Justice Nataraj added a caveat, not opining on the rowdy sheet's validity, and invoked Justice V.R. Krishna Iyer's words from Sunil Batra v. Delhi Administration (1978) on preserving fundamental rights even for the accused.

Court's Final Decision and Implications

The writ petition was allowed in part with the following directives:

  • Police shall not orally summon the petitioner solely due to his rowdy status unless he is suspected of or involved in a crime.
  • Until legislation is enacted, the petitioner must provide his mobile number to relevant police stations (Subramanya Nagar, Yelahanka New Town, Rajajinagar, and Amruthahalli), where SMS or WhatsApp messages will suffice for routine inquiries. Non-compliance allows home visits for surveillance.
  • Protection lapses if the petitioner commits offenses, and powers under Chapter IX of BNSS (public order) remain unaffected.
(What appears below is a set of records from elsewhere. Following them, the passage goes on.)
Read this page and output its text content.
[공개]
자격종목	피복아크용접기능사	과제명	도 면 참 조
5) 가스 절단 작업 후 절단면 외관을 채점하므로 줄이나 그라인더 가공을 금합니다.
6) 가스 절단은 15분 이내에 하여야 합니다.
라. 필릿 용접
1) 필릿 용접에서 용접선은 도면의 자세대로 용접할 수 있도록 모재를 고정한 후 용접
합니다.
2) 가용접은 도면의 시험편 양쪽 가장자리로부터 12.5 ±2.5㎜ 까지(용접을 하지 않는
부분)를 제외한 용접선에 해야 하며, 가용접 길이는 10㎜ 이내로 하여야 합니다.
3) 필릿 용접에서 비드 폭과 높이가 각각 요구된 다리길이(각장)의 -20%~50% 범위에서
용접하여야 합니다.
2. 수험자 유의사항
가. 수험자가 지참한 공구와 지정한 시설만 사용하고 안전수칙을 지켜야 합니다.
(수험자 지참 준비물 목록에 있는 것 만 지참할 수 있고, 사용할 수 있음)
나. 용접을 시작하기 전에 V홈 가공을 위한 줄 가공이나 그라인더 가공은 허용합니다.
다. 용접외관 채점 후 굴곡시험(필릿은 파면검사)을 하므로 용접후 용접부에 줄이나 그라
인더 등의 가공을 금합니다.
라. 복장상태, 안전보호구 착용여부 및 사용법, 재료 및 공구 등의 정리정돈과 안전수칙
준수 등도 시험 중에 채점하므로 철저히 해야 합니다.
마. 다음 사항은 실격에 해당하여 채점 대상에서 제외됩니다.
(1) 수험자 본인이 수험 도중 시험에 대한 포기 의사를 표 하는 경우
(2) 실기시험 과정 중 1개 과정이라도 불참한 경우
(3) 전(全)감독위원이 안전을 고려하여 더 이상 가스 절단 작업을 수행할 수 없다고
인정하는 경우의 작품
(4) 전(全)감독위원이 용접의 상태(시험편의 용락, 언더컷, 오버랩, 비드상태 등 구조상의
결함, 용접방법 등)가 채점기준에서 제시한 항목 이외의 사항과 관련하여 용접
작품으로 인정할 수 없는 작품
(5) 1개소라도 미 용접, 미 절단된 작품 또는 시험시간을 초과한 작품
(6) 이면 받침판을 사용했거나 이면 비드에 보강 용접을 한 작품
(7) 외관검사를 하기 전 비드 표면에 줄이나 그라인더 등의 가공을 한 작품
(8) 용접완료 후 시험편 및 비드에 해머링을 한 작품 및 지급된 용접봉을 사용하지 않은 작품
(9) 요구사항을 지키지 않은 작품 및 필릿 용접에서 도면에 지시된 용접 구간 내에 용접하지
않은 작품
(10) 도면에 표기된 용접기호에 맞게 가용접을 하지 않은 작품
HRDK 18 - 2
This ruling sets a precedent for procedural safeguards in police surveillance, potentially impacting thousands of rowdy sheeters in Karnataka. It reinforces Article 21's non-derogable nature, urging the State to frame rules while allowing reformed individuals space for rehabilitation. For law enforcement, it signals a shift toward digital, less intrusive methods, promoting accountability without undermining crime prevention.

The decision underscores the judiciary's role as a guardian of rights, ensuring policing remains constitutional amid Bengaluru's urban challenges.